The “sarong formula” (mocked above in a 1942 Movie-Radio Guide cartoon by Jimmy Caborn), did not work on the air. Some screen sirens or Hollywood hunks are decidedly less rousing when forced to rely solely on their vocal chords to make us swoon or convince us to buy whatever product the radio show in which they starred was peddling.

Such a smelly chestnut of a radio show should overwhelm the sense of nostalgia lingering in anyone’s nostrils, I thought, and aired my listening disappointment in a new poll. Say, when would you rather be, if not today?

On This Day in 1948: Boris Karloff Gets Himself In and Out of a “Beastly Silly Wheeze of a hole!”

“Hole!” said Mr. Polly, and then for a change, and with greatly increased emphasis: “‘Ole!” He paused, and then broke out with one of his private and peculiar idioms: “Oh! Beastly Silly Wheeze of a hole!” —H. G. Wells, The History of Mr. Polly (1909)

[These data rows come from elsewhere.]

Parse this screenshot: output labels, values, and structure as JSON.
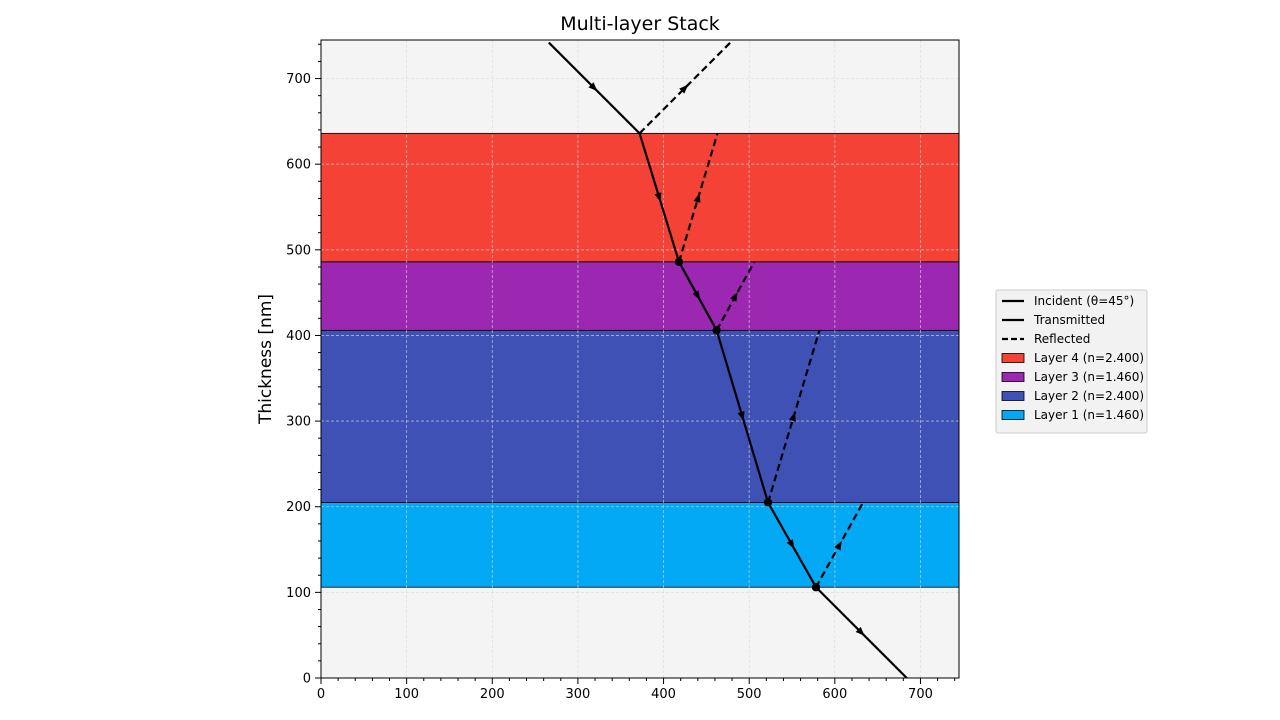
{
  "chart_data": {
    "type": "line",
    "title": "Multi-layer Stack",
    "xlabel": "",
    "ylabel": "Thickness [nm]",
    "xlim": [
      0,
      745
    ],
    "ylim": [
      0,
      745
    ],
    "x_ticks": [
      0,
      100,
      200,
      300,
      400,
      500,
      600,
      700
    ],
    "y_ticks": [
      0,
      100,
      200,
      300,
      400,
      500,
      600,
      700
    ],
    "grid": true,
    "legend_position": "center-right",
    "legend": [
      {
        "label": "Incident (θ=45°)",
        "kind": "solid"
      },
      {
        "label": "Transmitted",
        "kind": "solid"
      },
      {
        "label": "Reflected",
        "kind": "dashed"
      },
      {
        "label": "Layer 4 (n=2.400)",
        "kind": "patch",
        "color": "#f44336"
      },
      {
        "label": "Layer 3 (n=1.460)",
        "kind": "patch",
        "color": "#9c27b0"
      },
      {
        "label": "Layer 2 (n=2.400)",
        "kind": "patch",
        "color": "#3f51b5"
      },
      {
        "label": "Layer 1 (n=1.460)",
        "kind": "patch",
        "color": "#03a9f4"
      }
    ],
    "layers": [
      {
        "name": "Layer 1",
        "n": 1.46,
        "y0": 106,
        "y1": 205,
        "color": "#03a9f4"
      },
      {
        "name": "Layer 2",
        "n": 2.4,
        "y0": 205,
        "y1": 406,
        "color": "#3f51b5"
      },
      {
        "name": "Layer 3",
        "n": 1.46,
        "y0": 406,
        "y1": 486,
        "color": "#9c27b0"
      },
      {
        "name": "Layer 4",
        "n": 2.4,
        "y0": 486,
        "y1": 636,
        "color": "#f44336"
      }
    ],
    "series": [
      {
        "name": "Incident (θ=45°)",
        "style": "solid",
        "points": [
          [
            266,
            742
          ],
          [
            372,
            636
          ]
        ]
      },
      {
        "name": "Transmitted",
        "style": "solid",
        "points": [
          [
            372,
            636
          ],
          [
            418,
            486
          ],
          [
            462,
            406
          ],
          [
            522,
            205
          ],
          [
            578,
            106
          ],
          [
            684,
            0
          ]
        ]
      },
      {
        "name": "Reflected",
        "style": "dashed",
        "segments": [
          [
            [
              372,
              636
            ],
            [
              478,
              742
            ]
          ],
          [
            [
              418,
              486
            ],
            [
              463,
              636
            ]
          ],
          [
            [
              462,
              406
            ],
            [
              506,
              486
            ]
          ],
          [
            [
              522,
              205
            ],
            [
              582,
              406
            ]
          ],
          [
            [
              578,
              106
            ],
            [
              633,
              205
            ]
          ]
        ]
      }
    ],
    "interface_points": [
      [
        418,
        486
      ],
      [
        462,
        406
      ],
      [
        522,
        205
      ],
      [
        578,
        106
      ]
    ]
  }
}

Well, we’ve all been there, I guess; call it a rut, a depression, or down in the dumps. A hole by any other name is just as deep. To look on while someone you love is stuck in one can make you as miserable as dwelling there yourself; it seems difficult to find a way out either way. One could throw a book, I suppose, in lieu of a rope. Light enough to be hit by without sustaining injury, but profound enough to make what you might call an impact, The History of Mr. Polly is just the right volume to toss. While not exactly a guide to better living without chemistry, it sure is comforting—a friendly reminder to anyone who is deeply dissatisfied with the “hole” of life that it is possible to get out or on with it somehow.

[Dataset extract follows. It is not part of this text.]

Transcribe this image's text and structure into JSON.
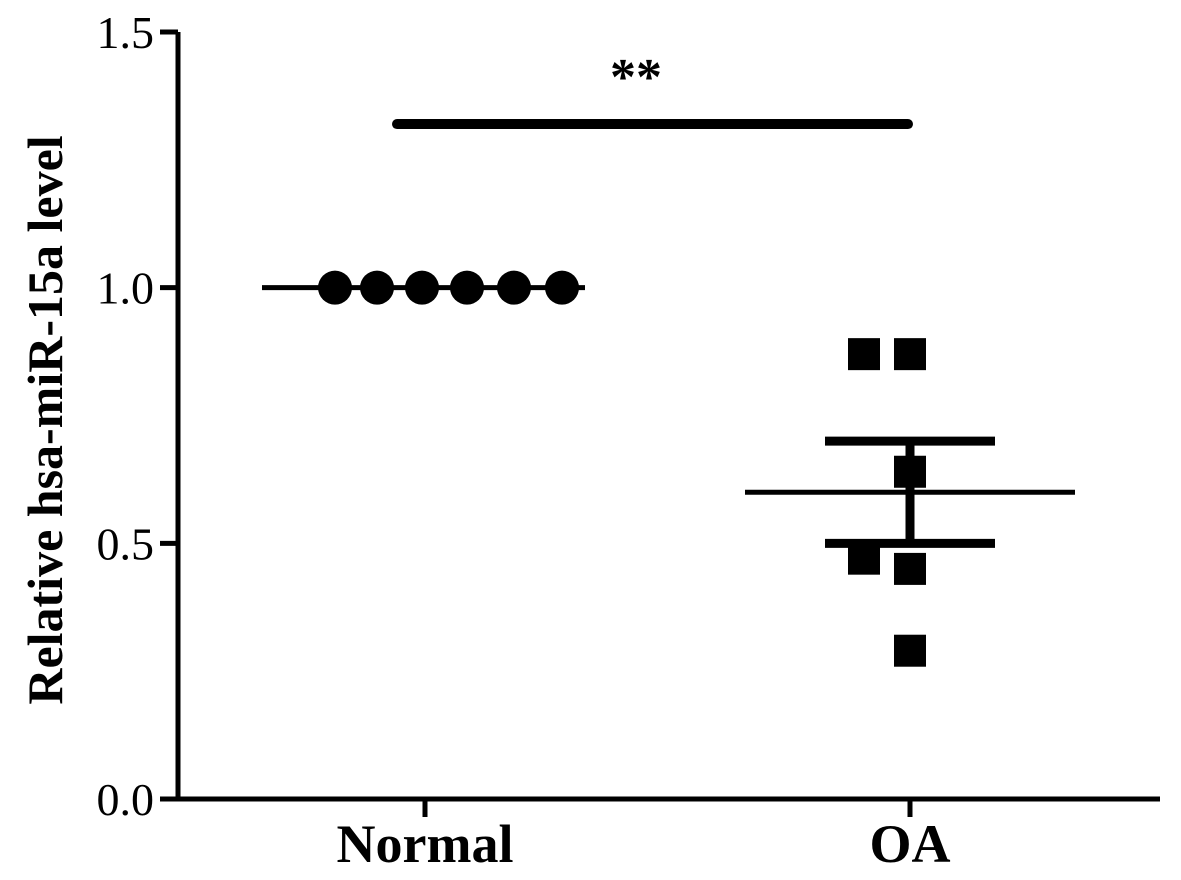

In Mr. Polly’s case, getting out involves a botched suicide attempt, arson and insurance fraud, an unreliable pistol, a pair of stolen trousers, and the fortuitous departure of an abject scoundrel. I didn’t suggest there’s an easy way out, and neither does the author, H. G. Wells.

Middle-aged, mismatched, and miserable, Mr. Polly has very nearly gone crackers; but he learns, at last, that a change of luck or pace is not beyond his own powers. On this day, 17 October, in 1948, Boris Karloff assumed the role of the man in the proverbial ditch, seizing the rare opportunity to step onto the stage for a noteworthy stab at reinvention.

Karloff could probably identify with Wells’s antihero, considering that the actor had been in the beastly hole of typecasting for far too long and was, after a string of horror movies, in danger of becoming a mere caricature. The Grinch of box office calculations had absconded with his thespian options.

The NBC University Theater, a radio program that featured adaptations of literary works of fiction and provided brief lectures between the acts, gave the soft-spoken Londoner an opportunity to take off the Halloween costume he’d been dealt by Hollywood’s costume department and put on the mask of comedy instead.

Some three years later, when Anthony Pelissier’s motion picture adaptation of the novel opened in New York City, the audience was faced with a Mr. Polly who had the features and figure of John Mills; but on radio, it was Karloff who inhabited the role in a moving study of malady conquered and hope restored.

Let’s assume life is a broadcast studio. Consider the possibilities. Grab that microphone, my friend. I’ll be listening.